Si è conclusa una vicenda che ha attirato parecchia attenzione nel settore della robotica domestica. L’azienda iRobot è passata ufficialmente sotto il controllo di Picea Robotics. Dopo il completamento della procedura di Chapter 11, l’azienda americana non è più quotata in borsa ed è stata trasformata in una società privata. Ciò significa che cambia l’assetto finanziario, cambiano alcune logiche di governance, ma soprattutto si apre una nuova fase strategica per il marchio. L’elemento che ha acceso il dibattito è soprattutto l’identità dell’acquirente. Picea Robotics è una società cinese, e nel contesto attuale basta tale dettaglio per far emergere interrogativi legati alla sicurezza dei dati. I robot per la smart home raccolgono informazioni sull’ambiente domestico, creano mappe degli spazi, registrano pattern di utilizzo. In pratica, osservano e interpretano la quotidianità delle abitazioni.

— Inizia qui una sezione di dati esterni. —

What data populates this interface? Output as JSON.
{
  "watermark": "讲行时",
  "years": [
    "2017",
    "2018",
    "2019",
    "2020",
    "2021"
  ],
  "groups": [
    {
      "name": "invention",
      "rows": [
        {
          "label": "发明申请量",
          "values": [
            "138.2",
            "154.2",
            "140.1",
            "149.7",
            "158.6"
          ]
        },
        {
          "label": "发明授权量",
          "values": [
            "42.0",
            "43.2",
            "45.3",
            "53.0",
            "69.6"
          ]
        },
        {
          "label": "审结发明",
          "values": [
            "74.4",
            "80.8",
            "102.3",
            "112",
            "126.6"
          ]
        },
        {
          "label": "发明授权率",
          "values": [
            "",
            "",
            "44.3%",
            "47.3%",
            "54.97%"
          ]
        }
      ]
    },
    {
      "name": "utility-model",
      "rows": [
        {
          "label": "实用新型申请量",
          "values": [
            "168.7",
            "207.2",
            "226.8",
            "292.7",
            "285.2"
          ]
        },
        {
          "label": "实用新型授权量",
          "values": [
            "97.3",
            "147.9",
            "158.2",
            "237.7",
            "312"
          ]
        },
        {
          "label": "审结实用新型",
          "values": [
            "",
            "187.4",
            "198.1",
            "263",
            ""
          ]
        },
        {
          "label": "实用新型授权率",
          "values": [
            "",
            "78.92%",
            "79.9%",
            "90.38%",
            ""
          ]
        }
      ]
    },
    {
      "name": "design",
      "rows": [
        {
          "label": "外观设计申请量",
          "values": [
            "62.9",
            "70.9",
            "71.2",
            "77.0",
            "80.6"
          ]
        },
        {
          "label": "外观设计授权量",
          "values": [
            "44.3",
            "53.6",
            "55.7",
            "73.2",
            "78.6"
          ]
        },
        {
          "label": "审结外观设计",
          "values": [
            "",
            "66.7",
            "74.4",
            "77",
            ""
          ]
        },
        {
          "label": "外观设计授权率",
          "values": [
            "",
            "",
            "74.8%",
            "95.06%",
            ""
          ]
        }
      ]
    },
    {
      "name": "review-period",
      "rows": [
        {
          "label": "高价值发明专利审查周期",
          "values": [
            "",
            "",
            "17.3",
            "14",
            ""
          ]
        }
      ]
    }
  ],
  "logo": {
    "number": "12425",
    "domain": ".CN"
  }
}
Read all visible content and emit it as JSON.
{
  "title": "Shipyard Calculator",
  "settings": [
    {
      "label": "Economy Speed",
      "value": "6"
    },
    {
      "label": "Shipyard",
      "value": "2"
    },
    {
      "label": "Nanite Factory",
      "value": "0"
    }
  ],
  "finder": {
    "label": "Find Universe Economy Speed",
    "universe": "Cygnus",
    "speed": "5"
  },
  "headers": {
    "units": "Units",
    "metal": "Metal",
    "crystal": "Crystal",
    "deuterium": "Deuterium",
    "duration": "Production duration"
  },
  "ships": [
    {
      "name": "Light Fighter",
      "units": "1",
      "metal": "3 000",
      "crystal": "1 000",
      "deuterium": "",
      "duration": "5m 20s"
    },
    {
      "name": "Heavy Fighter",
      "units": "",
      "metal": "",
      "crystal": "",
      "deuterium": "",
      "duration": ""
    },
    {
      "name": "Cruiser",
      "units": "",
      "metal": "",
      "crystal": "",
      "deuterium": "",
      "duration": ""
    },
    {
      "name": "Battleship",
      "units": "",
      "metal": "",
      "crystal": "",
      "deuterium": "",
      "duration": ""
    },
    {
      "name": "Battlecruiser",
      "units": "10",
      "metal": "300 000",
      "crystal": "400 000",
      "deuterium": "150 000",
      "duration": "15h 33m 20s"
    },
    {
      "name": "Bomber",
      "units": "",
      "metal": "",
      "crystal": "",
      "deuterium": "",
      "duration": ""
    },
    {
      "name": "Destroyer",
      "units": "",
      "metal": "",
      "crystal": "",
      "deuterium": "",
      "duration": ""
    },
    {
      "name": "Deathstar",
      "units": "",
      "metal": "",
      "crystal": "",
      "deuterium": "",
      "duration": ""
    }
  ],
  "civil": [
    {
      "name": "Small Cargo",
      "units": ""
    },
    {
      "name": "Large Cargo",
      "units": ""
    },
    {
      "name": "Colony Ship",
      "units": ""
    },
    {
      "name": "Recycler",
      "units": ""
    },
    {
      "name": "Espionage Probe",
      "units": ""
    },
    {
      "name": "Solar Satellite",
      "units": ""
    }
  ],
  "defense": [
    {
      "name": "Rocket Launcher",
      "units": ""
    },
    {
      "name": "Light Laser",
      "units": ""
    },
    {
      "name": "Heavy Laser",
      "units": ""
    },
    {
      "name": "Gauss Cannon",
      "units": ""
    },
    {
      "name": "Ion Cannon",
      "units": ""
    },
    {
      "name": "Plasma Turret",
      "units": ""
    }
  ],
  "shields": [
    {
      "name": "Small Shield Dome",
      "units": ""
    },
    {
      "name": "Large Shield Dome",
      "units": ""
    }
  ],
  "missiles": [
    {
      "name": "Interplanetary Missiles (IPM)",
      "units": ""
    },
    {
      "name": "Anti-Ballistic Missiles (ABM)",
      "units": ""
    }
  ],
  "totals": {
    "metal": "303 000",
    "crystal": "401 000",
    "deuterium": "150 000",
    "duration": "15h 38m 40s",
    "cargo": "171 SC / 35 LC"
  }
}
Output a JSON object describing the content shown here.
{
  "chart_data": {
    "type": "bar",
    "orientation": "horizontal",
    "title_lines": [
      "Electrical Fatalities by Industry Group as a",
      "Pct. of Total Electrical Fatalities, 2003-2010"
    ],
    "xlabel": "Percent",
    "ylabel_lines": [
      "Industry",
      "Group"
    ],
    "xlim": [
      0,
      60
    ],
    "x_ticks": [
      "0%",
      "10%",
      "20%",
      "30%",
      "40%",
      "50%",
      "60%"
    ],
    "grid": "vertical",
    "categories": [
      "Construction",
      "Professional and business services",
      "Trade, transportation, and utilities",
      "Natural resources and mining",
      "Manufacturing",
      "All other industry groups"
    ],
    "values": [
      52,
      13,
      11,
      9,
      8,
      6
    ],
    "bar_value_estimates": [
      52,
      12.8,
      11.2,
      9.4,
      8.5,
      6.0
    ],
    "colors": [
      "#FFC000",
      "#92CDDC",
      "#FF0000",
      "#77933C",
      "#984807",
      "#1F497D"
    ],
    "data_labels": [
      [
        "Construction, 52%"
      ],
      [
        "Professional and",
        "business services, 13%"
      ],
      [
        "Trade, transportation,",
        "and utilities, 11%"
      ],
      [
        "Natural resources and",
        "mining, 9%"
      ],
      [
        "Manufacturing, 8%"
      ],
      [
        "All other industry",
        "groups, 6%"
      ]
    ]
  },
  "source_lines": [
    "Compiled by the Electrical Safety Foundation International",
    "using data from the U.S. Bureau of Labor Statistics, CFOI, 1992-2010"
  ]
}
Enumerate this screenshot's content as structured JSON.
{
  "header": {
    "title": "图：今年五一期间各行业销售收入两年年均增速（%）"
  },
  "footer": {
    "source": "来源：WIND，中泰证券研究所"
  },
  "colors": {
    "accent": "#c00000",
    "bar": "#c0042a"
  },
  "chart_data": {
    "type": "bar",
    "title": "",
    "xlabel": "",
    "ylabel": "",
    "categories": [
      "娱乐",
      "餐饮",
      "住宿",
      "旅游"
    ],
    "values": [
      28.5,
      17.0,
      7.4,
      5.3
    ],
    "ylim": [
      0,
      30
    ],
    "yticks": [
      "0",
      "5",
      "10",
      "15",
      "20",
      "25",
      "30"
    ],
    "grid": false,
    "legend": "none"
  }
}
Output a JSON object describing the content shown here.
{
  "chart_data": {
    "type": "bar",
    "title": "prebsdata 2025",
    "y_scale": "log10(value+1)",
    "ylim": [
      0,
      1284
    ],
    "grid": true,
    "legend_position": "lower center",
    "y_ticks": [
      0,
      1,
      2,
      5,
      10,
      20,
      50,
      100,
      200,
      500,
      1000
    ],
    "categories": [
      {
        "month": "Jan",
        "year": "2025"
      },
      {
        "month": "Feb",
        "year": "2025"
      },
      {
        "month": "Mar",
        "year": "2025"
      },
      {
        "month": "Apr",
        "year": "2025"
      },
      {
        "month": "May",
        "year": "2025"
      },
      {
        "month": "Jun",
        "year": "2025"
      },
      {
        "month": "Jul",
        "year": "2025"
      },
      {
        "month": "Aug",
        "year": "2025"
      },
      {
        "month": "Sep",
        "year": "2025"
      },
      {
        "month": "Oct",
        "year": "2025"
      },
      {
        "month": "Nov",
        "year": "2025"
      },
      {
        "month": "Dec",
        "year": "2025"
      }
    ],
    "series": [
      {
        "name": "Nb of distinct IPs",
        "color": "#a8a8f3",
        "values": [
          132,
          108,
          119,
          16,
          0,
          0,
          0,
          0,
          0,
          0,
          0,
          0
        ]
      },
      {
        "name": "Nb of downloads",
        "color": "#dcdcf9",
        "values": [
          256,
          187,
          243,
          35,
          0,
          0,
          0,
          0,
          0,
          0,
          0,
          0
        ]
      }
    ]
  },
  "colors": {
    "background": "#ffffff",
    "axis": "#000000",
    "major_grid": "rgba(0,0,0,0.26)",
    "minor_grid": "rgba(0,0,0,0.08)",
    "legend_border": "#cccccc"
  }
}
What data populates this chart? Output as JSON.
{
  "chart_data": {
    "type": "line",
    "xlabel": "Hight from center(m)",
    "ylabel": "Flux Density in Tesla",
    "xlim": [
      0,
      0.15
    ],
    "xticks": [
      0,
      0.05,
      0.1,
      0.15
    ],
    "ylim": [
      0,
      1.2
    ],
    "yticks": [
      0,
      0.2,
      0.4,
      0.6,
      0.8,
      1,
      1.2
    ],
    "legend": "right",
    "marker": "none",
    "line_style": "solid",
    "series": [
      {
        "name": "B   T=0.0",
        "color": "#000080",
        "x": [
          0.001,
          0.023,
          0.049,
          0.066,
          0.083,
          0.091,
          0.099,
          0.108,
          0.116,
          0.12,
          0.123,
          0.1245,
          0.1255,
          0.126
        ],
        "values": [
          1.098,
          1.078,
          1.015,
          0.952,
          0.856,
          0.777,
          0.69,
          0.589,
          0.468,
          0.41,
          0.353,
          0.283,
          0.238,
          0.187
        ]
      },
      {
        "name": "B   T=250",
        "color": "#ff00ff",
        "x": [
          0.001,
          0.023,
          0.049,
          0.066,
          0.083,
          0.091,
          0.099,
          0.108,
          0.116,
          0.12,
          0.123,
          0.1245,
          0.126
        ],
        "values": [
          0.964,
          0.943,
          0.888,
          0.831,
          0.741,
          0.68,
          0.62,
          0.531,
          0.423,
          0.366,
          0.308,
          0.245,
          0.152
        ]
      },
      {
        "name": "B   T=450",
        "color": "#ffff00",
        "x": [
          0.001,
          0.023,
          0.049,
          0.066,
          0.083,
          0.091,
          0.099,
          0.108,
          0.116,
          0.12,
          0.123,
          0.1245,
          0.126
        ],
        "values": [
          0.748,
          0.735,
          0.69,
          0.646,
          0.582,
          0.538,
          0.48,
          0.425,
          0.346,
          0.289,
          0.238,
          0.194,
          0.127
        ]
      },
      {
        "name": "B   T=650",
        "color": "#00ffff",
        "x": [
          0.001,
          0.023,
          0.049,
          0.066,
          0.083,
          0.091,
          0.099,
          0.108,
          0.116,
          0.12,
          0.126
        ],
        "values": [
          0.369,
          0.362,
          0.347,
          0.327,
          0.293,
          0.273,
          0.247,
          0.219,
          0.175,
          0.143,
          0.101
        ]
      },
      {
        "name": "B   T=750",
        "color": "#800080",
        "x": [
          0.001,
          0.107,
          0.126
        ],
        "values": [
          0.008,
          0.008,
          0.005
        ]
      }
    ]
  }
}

iRobot: ecco cosa cambia per l’azienda
Per rispondere a tali preoccupazioni, insieme all’acquisizione è stata introdotta una nuova struttura. Si tratta di iRobot Safe Corporation, una controllata con sede negli Stati Uniti pensata per la gestione e la supervisione dei dati dei consumatori. L’obiettivo è separare la proprietà estera dalla responsabilità diretta sulle informazioni sensibili, creando una sorta di “cuscinetto” istituzionale e operativo. Un’entità dedicata, con un consiglio di amministrazione indipendente composto da cittadini statunitensi. Tale società avrà ruoli chiave molto precisi, inclusi un Data Security Officer e un amministratore delegato, entrambi basati negli USA e soggetti a requisiti stringenti. È un messaggio che punta a rassicurare regolatori, partner commerciali e utenti finali. La protezione dei dati non viene trattata come un dettaglio tecnico, ma come un pilastro dell’intera operazione.
Nel frattempo, Picea ha sottolineato la continuità industriale. iRobot manterrà il proprio quartier generale a Bedford, Massachusetts, e continuerà a svolgere negli Stati Uniti attività centrali come progettazione, sviluppo dei prodotti e marketing. Dal punto di vista produttivo, l’operazione appare meno sorprendente. Picea collaborava già da tempo con iRobot come ODM, occupandosi della costruzione materiale di dispositivi come i Roomba. Non è quindi un acquirente esterno che entra in un territorio sconosciuto, ma un partner industriale che conosce bene processi, tecnologie e mercato.